In Schaefer v Schuhmann and Ors [1972] A.C. 572 the Privy Council held that a contract to devise or bequeath specific property was “stronger than if the contract was simply to leave a legacy”. If the testator sold the property during his lifetime the promisee could treat the sale as a repudiation and recover damages. If the promisee could intervene before a purchaser for value without notice obtained an interest in the property the promisee could obtain a declaration of his right to have the property left to him by will and an injunction restraining the testator from disposing of it. Since a will was revocable the testator was however at liberty to dispose of his property during his lifetime but on his death the promisee could claim payment from the estate.
It was therefore held that in an application under the Testator’s Family Maintenance and Guardianship of Infants Act 1916 (NSW) legislation the court had no jurisdiction to throw the burden of any orders made under the legislation on the property the subject of the agreement.

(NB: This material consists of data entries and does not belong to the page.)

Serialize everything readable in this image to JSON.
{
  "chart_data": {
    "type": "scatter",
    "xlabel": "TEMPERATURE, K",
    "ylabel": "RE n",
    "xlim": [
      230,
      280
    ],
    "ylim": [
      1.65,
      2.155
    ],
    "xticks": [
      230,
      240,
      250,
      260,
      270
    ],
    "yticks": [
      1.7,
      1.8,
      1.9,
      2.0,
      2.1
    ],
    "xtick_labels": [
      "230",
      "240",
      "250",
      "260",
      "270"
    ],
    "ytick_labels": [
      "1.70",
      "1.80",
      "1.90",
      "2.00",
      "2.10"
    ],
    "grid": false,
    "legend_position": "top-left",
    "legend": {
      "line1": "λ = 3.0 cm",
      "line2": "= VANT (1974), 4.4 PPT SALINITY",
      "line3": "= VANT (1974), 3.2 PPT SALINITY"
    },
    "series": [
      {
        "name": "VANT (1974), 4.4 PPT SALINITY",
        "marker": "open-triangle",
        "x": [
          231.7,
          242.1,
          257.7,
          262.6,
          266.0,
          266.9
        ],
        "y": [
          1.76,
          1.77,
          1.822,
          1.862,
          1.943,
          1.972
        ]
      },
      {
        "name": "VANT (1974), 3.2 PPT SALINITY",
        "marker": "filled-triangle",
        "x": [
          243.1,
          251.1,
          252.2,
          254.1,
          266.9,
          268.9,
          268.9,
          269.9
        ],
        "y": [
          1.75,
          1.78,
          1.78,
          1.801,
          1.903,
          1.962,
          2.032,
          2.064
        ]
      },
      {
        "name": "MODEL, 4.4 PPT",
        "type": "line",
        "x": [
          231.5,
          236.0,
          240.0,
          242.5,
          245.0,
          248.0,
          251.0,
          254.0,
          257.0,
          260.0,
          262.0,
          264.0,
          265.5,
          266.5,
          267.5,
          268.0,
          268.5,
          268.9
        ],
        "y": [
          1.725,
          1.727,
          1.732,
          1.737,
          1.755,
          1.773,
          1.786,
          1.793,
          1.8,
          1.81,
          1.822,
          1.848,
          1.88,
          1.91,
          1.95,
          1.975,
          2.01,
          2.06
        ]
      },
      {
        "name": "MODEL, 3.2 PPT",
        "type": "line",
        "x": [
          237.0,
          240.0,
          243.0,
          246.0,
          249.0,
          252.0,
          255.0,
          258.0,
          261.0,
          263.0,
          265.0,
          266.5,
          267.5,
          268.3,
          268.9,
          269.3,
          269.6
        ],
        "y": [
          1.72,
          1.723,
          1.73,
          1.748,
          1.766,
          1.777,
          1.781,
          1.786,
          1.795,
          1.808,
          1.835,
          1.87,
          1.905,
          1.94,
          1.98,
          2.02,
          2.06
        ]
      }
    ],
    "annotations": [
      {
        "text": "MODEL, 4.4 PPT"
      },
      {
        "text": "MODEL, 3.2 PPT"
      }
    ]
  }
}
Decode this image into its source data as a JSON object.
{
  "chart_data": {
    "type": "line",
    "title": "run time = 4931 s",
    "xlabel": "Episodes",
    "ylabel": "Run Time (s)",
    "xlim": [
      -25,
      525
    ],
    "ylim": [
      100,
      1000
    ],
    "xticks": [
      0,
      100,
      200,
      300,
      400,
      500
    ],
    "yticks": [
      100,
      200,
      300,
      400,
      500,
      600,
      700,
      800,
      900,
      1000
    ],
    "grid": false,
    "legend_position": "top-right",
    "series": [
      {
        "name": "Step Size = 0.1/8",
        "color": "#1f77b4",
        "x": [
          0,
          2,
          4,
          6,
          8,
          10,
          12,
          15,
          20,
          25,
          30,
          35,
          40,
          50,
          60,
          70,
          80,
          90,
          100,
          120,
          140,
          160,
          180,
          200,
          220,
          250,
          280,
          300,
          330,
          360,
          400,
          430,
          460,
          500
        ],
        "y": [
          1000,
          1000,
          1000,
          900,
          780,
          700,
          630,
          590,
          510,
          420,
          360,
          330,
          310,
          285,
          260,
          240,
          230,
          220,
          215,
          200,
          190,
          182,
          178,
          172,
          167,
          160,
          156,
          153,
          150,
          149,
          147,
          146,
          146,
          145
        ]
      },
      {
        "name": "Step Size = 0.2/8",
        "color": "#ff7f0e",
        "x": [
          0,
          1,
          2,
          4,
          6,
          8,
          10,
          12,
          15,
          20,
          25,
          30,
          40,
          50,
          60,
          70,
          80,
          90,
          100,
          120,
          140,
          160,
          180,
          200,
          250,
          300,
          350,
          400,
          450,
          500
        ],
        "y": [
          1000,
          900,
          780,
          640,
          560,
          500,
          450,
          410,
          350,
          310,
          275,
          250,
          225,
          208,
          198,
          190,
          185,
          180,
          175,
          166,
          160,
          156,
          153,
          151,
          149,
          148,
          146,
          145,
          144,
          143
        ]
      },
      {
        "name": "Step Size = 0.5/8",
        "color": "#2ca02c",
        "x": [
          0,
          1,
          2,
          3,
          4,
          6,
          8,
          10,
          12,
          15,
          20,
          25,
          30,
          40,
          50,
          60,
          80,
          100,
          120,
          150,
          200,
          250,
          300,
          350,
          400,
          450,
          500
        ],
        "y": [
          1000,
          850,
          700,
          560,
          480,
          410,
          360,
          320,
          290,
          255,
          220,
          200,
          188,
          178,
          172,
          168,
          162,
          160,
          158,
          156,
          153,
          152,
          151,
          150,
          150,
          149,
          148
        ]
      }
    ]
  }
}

Rapley v Ferrari unreported, New South Wales Court of Appeal, Mahoney, Clarke and Handley JJA, 10 August 1990, 33 of 1987, was a case in which a deceased residuary estate was held to be bound by a legally enforceable contract with the respondent to provide by a will which he would not revoke an option in the purchase of land. The consequence was that the promisees were entitled in equity to the residue of the deceased’s estate under a constructive trust. Consequently the deceased left no estate to satisfy orders under the Testator’s Family Maintenance and Guardianship of Infants Act 1916 (NSW) legislation.
In the light of those cases and assuming the contract is proven, it is fairly arguable the respondent has, in her own right and as executor of the estate, a sufficient interest to sustain the caveat. The application is therefore dismissed.